Tuesday, December 11, 2007

4.5 Sleeping with contacts

Contact lens over-wear is a problem of non-compliance. While some lenses are designed for overnight wear, most are not. Even the ones approved for 30-day continuous wear have some limitations as well.

In most cases, the patients report being too tired to take off the contacts the previous night. And this morning the eyes are in pain. Often the patients wait a few days hoping the eyes self-heal before seeking care. The root cause is still oxygen deprivation (or hypoxia) made worse during sleep when the eyes must close.

In mild cases, there is inflammation of the cornea, and in severe cases, additional microbial infection that may lead up to corneal ulceration. Treatment is case-dependent from palliative to anti-inflammatory and/or antibiotic therapy.

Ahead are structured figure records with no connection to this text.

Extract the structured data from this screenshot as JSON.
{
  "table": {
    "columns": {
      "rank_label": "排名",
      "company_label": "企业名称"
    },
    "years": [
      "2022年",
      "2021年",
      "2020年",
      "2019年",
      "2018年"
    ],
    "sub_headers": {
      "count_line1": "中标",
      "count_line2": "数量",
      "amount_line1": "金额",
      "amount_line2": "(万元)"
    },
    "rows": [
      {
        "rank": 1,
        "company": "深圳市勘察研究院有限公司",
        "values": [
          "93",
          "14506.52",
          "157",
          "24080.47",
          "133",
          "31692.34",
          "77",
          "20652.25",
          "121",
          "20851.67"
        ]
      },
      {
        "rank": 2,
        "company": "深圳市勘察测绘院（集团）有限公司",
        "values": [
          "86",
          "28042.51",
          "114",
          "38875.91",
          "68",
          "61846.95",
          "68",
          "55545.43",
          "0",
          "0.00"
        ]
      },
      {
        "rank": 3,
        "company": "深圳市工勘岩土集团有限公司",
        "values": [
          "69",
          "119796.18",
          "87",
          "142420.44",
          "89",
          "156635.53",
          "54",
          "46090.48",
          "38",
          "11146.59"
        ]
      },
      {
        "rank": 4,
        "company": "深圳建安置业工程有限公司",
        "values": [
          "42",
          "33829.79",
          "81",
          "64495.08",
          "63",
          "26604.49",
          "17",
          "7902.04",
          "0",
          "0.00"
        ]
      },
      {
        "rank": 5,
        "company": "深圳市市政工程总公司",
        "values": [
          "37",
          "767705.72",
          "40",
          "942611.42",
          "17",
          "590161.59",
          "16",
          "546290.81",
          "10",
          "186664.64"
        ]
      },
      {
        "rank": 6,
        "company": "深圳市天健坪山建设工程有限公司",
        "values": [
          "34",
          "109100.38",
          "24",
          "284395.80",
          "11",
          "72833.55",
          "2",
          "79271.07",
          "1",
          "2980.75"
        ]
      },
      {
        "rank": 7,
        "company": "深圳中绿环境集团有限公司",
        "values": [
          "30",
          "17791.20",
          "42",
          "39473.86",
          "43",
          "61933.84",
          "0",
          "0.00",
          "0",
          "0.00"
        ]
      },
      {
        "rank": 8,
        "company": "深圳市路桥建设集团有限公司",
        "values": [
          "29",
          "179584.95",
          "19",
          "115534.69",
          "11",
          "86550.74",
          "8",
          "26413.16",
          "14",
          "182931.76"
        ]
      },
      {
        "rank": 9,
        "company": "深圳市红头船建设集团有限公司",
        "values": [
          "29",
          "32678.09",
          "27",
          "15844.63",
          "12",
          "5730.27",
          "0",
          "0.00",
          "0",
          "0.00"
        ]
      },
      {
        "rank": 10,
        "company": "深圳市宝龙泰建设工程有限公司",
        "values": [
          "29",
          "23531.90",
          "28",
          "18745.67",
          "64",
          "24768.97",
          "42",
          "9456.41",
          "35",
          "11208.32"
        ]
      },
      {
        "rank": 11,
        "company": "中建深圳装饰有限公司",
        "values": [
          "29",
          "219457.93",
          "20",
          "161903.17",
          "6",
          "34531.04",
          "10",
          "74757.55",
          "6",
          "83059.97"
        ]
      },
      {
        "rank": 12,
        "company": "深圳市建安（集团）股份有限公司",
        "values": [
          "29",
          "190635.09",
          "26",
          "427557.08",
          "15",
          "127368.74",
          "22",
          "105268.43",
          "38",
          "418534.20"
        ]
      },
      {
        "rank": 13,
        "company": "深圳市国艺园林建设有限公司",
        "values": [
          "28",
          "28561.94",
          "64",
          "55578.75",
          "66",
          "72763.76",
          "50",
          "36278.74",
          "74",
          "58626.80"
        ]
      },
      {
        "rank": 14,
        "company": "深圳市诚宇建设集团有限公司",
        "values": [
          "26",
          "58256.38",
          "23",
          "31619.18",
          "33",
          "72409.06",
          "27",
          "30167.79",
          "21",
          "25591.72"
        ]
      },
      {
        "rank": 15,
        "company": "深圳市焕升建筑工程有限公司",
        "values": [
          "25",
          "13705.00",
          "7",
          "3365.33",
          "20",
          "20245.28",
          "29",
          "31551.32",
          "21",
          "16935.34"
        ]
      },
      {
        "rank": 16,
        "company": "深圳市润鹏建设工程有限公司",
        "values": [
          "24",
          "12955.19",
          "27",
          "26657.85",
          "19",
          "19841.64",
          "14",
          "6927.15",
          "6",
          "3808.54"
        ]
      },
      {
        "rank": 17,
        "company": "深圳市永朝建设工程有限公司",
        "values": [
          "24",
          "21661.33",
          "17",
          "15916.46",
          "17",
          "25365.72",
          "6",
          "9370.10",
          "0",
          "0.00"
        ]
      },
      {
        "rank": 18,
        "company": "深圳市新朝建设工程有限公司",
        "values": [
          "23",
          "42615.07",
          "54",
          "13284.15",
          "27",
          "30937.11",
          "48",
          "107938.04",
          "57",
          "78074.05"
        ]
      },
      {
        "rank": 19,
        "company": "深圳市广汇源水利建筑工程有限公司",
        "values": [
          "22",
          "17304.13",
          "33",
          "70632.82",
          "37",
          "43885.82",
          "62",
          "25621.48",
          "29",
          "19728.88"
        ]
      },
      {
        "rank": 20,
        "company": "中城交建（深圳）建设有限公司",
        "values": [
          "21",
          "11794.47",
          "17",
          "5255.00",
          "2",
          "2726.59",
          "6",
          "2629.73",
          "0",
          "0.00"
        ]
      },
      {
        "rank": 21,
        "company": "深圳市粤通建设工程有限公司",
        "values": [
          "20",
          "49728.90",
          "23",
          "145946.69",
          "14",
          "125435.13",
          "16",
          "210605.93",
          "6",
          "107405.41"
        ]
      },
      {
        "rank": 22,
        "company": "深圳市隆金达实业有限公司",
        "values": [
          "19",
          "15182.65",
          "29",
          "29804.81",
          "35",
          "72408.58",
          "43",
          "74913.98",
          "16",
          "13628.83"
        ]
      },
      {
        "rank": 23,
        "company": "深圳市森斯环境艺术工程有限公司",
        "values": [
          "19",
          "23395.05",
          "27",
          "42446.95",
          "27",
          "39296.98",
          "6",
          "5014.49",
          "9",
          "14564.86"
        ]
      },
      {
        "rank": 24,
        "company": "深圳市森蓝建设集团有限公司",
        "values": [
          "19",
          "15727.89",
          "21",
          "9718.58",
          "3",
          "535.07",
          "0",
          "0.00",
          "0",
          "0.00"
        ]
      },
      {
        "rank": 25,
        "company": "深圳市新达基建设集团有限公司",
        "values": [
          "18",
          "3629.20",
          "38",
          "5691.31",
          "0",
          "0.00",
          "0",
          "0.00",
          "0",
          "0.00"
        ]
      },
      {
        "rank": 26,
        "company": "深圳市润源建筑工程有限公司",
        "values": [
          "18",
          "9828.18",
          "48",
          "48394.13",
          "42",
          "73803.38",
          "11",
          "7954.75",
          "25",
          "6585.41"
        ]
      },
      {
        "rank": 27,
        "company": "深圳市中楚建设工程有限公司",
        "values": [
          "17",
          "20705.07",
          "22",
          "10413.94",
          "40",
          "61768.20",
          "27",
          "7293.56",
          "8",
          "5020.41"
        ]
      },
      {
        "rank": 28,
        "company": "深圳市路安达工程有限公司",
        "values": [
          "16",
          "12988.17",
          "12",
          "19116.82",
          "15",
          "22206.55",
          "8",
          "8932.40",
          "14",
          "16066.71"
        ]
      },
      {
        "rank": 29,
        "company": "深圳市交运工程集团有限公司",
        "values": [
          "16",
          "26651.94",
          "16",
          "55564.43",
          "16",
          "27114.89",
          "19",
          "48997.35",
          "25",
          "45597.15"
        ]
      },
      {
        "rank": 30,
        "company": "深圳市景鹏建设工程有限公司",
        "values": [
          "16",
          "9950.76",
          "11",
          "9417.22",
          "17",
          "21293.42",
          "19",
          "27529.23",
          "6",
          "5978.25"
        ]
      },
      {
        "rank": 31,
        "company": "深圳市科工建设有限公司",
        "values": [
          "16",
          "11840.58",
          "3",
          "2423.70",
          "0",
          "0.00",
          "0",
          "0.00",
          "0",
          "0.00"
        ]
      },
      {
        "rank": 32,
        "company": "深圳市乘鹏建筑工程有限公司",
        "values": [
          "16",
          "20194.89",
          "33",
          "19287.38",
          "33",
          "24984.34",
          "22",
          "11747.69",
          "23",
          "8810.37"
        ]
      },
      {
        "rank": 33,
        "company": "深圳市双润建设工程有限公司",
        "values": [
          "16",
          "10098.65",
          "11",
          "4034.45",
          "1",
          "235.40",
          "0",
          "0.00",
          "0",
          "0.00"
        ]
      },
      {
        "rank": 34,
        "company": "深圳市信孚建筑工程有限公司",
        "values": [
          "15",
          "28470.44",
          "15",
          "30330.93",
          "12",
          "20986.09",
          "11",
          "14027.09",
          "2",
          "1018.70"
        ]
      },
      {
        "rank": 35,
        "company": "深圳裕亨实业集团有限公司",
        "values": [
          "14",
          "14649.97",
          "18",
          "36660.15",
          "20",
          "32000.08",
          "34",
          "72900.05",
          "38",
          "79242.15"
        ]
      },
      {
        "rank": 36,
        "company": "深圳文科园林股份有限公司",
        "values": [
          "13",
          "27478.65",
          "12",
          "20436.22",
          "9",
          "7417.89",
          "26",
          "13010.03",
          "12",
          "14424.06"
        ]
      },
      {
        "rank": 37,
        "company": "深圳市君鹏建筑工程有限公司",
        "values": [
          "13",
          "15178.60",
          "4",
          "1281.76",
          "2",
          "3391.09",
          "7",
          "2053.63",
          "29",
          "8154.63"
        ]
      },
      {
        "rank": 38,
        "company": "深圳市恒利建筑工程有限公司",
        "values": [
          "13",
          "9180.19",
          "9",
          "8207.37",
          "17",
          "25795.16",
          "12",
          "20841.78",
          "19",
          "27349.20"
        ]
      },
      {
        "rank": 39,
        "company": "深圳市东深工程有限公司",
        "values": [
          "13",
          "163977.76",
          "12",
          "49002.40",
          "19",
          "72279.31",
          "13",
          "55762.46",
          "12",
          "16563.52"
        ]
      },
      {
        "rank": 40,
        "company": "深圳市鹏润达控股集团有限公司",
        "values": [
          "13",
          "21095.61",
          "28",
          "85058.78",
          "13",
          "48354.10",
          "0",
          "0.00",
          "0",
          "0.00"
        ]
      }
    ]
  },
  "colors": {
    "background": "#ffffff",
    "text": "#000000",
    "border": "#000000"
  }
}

Now an opportunity to discuss contact lens compliance. It is often forgotten that contact lenses are a medical device. As such it is subject to the rules and regulation of the FDA. The doctor will always does his or her best to fit you with lenses that allow good vision and good comfort, within the prescribed wear-time. And it is the patient's responsibility to adhere to the wear schedule and keep the lenses clean.

Here is a quick list:

1. Replace contacts as required;
2. Replace or disinfect contact lens storage cases periodically and never allow solution to dry up in the cases;
3. Wash your hands with soap and water and rinse thoroughly before handling the lenses;
4. Do rub the lenses both sides, each side at least 10 sec even if you are using a "no-rub" multi-purpose solution and make sure the bottle is capped after each use;
5. True no-rub solution is H2O2-based which performs better than others in terms of disinfection;
6. Stop wearing lenses if the eyes look red and/or if you feel any discomfort;
7. Seek medical help as soon as possible, do not self-medicate.

And whatever you do, don't over-wear your contacts!!